First isomeric yield ratio measurements by direct ion counting and implications for the angular momentum of the primary fission fragments

We report the first experimental determination of independent isomeric yield ratios using direct ion counting with a Penning trap, which offered such a high resolution in mass that isomeric states could be separated. The measurements were performed at the Ion Guide Isotope Separator On-Line (IGISOL) facility at the University of Jyväskylä. The isomer production ratios of 81Ge, 96,97Y, 128,130Sn, and 129Sb in the 25-MeV proton-induced fission of natU and 232Th were studied. Three isomeric pairs (81Ge, 96Y, and 129Sb) were measured for the first time for the natU(p,f) reaction, while all the reported yield ratios for the 232Th(p,f) reaction were determined for the first time. The comparison of the experimentally determined isomeric yield ratios with data available in the literature shows a reasonable agreement, except for the case of 130Sn for unspecified reasons. The obtained results were also compared with the gef model, where good agreement can be noticed in most cases for both reactions. Serious discrepancies can only be observed for the cases of 96,97Y for both reactions.

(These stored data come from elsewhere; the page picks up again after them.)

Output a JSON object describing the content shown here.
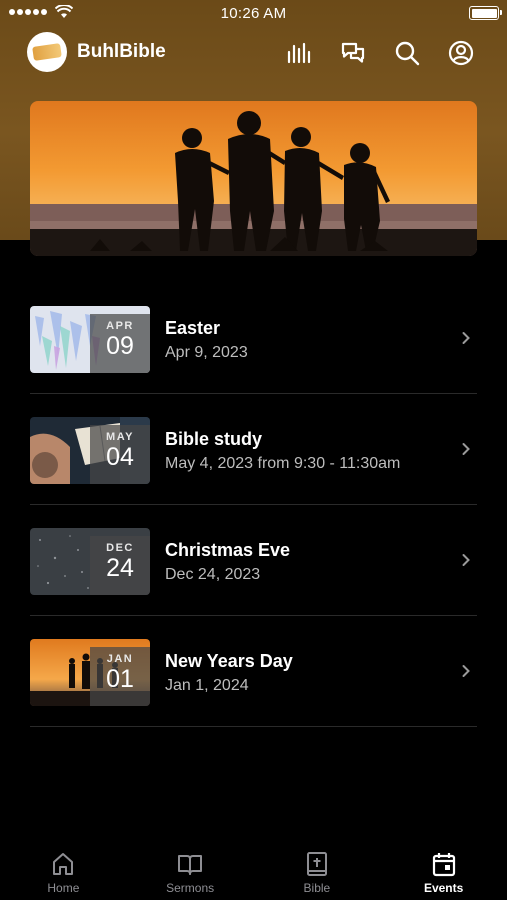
{
  "status_bar": {
    "time": "10:26 AM",
    "battery_level": 1.0
  },
  "header": {
    "app_name": "BuhlBible",
    "icons": [
      "equalizer-icon",
      "chat-icon",
      "search-icon",
      "account-icon"
    ]
  },
  "events": [
    {
      "title": "Easter",
      "date": "Apr 9, 2023",
      "month": "APR",
      "day": "09"
    },
    {
      "title": "Bible study",
      "date": "May 4, 2023 from 9:30 - 11:30am",
      "month": "MAY",
      "day": "04"
    },
    {
      "title": "Christmas Eve",
      "date": "Dec 24, 2023",
      "month": "DEC",
      "day": "24"
    },
    {
      "title": "New Years Day",
      "date": "Jan 1, 2024",
      "month": "JAN",
      "day": "01"
    }
  ],
  "tabs": [
    {
      "label": "Home",
      "icon": "home-icon",
      "active": false
    },
    {
      "label": "Sermons",
      "icon": "book-open-icon",
      "active": false
    },
    {
      "label": "Bible",
      "icon": "bible-icon",
      "active": false
    },
    {
      "label": "Events",
      "icon": "calendar-icon",
      "active": true
    }
  ],
  "colors": {
    "header_bg": "#7a5620",
    "background": "#000000",
    "inactive_tab": "#8e8e93"
  }
}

Moreover, based on the isomeric yield ratios, the root-mean-square angular momenta (Jrms) of the fission fragments after scission were estimated using the talys code. The experimentally determined isomeric yield ratios, and consequently the deduced Jrms, for 130Sn are significantly lower compared to 128Sn for both fissioning systems. This can be attributed to the more spherical shape of the fragments that contribute to the formation of 130Sn, due to their proximity to the N=82 shell closure. The values of Jrms for 129Sb are higher than 128Sn for both reactions, despite the same neutron number of both nuclides (N=78), indicating the odd-Z effect where fission fragments with odd-Z number tend to bear larger angular momentum than even-Z fragments. The isomer production ratio for the isotopes of Sn is more enhanced in the natU(p,f) reaction than in 232Th(p,f). The opposite is observed for 96Y and 97Y. These discrepancies might be associated to different scission shapes of the fragments for the two fission reactions, indicating the impact that the different fission modes can have on the isomeric yield ratios.